It did seem as though there had never been as good a supper as that happy family sat down to enjoy. Oh, what a good supper it was! After the chilly canned meats, and olives and delicatessen cakes that Mabel had been subsisting on, to have fluffy hot biscuit, flaky potatoes, tender asparagus, and perfectly broiled beefsteak—Mabel nearly cried with happiness. They all helped to get it, and Frank sang at the top of his voice while he set the table.
As soon as supper was over and the dishes stacked in the kitchen, Mrs. Brewster made Mabel get on her Scout uniform, and Frank walked over to the Hortons with her.
The girls were all glad to see Mabel, and there was a sort of stir of excitement as they one and all remembered that on her return to the Scout meetings Mabel was to tell them all about her experiences in the big world of labor.
Mabel was so anxious to get her story over with that she could scarcely wait for the business part of the meeting to be finished. The Captain was anxious, too. As she had had no chance to see Mabel before the meeting opened, she could not guess what Mabel intended to say, although she had an inkling that the experiment had turned out exactly as she had hoped it would.
When Mabel's chance finally came, when the Captain had given her permission to speak, and she rose from her chair and faced the roomful of girls, she found that her heart was beating heavily and her breath coming fast. But she did not hesitate.
"I reckon the first thing to tell you about my experiment in living for myself alone is that it will not work. I don't believe that anyone in the world can actually live as selfishly as I tried to. A girl needs her mother every minute, and she needs whatever else she has in the line of a family.
"Well, to begin at the beginning, I had been reading a lot of silly novels, and every time I could I went to see a movie about elopements and girls who were misunderstood by their families. You see I am going to make this a real honest confession instead of just a report. If I just said that I failed, why, some of you perhaps would think you could do better than I did, and try it for yourselves. But you needn't waste your time.
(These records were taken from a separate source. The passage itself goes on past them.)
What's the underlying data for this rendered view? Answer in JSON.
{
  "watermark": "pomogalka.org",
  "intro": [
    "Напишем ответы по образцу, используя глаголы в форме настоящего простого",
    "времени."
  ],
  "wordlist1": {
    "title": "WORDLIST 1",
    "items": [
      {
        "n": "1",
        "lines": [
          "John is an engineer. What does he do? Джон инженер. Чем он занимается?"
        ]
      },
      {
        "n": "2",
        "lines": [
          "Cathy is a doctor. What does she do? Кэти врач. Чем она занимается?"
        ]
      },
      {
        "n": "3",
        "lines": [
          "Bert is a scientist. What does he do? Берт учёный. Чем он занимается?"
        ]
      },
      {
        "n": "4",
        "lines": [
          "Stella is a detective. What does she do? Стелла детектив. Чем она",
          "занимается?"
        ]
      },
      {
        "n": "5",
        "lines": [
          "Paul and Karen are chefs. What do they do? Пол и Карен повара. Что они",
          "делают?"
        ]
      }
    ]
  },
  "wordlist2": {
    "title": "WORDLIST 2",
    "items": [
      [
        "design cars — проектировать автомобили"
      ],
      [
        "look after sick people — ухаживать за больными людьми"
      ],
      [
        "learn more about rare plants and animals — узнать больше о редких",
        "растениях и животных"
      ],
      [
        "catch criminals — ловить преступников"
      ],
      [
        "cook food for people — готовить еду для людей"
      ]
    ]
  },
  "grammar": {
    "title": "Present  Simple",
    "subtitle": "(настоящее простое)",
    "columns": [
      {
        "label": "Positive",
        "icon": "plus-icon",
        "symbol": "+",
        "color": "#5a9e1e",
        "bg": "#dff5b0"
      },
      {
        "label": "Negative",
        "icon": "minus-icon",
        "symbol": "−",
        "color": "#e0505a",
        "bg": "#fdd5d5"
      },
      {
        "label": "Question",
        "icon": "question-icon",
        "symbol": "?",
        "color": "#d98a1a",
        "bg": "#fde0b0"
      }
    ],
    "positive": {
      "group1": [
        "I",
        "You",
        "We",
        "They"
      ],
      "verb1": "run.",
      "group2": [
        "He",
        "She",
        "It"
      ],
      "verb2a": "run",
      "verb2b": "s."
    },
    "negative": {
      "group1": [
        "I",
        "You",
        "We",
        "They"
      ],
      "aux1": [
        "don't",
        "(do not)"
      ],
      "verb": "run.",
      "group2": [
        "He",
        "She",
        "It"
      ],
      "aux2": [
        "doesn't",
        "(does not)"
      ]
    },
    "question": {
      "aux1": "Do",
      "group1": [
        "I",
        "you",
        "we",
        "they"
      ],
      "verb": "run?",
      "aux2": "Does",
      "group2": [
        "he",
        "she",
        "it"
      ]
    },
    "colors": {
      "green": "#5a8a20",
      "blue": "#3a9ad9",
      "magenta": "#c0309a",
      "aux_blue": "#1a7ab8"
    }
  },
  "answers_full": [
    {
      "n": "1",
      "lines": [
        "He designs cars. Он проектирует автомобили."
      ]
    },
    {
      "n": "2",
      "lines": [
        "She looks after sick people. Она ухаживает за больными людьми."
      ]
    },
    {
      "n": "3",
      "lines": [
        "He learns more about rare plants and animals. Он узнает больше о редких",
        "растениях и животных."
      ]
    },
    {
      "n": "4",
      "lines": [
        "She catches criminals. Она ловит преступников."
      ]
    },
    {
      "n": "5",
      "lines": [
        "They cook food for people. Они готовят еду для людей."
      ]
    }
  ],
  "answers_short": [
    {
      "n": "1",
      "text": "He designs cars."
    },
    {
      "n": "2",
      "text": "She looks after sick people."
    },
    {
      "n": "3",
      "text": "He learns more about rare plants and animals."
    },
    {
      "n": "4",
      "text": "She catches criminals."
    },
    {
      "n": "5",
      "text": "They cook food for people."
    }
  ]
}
Only I don't believe any other Girl Scout would ever be as silly as I have been.
"Well, to begin again, I went over to an apartment that a friend of ours was leaving vacant, and there I stayed all alone. Some of you girls came to see me, but you didn't act as though you were very crazy over it and I finally learned why. Of course I know how to cook quite a few things but it was not much fun trying to fix meals for just one, and I remembered all the time how I used to grumble at home because I had to get things for Frank once in awhile. And all the while I was there in that apartment my dear brother was sleeping on a mean little settee in the hall because he was afraid I would be scared or sick." Mabel paused, and her eyes filled with tears. Then she continued:
"Mother arranged for me to take a position under Miss Gere, the Society Editor of the Times-Leader, I thought I was going to do wonders but I found that Miss Gere had to rewrite almost everything I turned in, and no one wanted to be interviewed by a school-girl, anyway. There was an awfully nice boy in the office. I thought I was a great deal better than he was, and I snubbed him awfully, and come to find out, he is a great friend of Frank's and I am dreadfully ashamed of the way I treated him. Everything went from bad to worse. I finally got so I didn't have anything for meals but cooked stuff from the delicatessens, and at that I spent everything I made. I just bought me one hat. It costs awfully to live and buy food. I don't see how grown people do it. Oh, well, I will skip a lot of details. But I was sick as I could be of my experiment, and wished myself back home a million times a day; but I was too stubborn to give in. Besides, I still thought I was a little wonder at writing. But yesterday! I was in the cloak-room, and overheard the Editor talking to Miss Gere, and oh, girls, he said the most awful things about me and the way I worked, and the wretched stuff I wrote, and oh, everything! What he thought of me for my disloyalty to my mother, trying to get out and shirk my duty just when she needs me, and everything! I don't believe he left out anything! And girls, it is all true. Every bit!
"Well, he and Miss Gere went out, and I went home and sat down and thought about everything. I never felt so small. And however small I felt, I knew it was my really true size. The size I belong. About an inch high.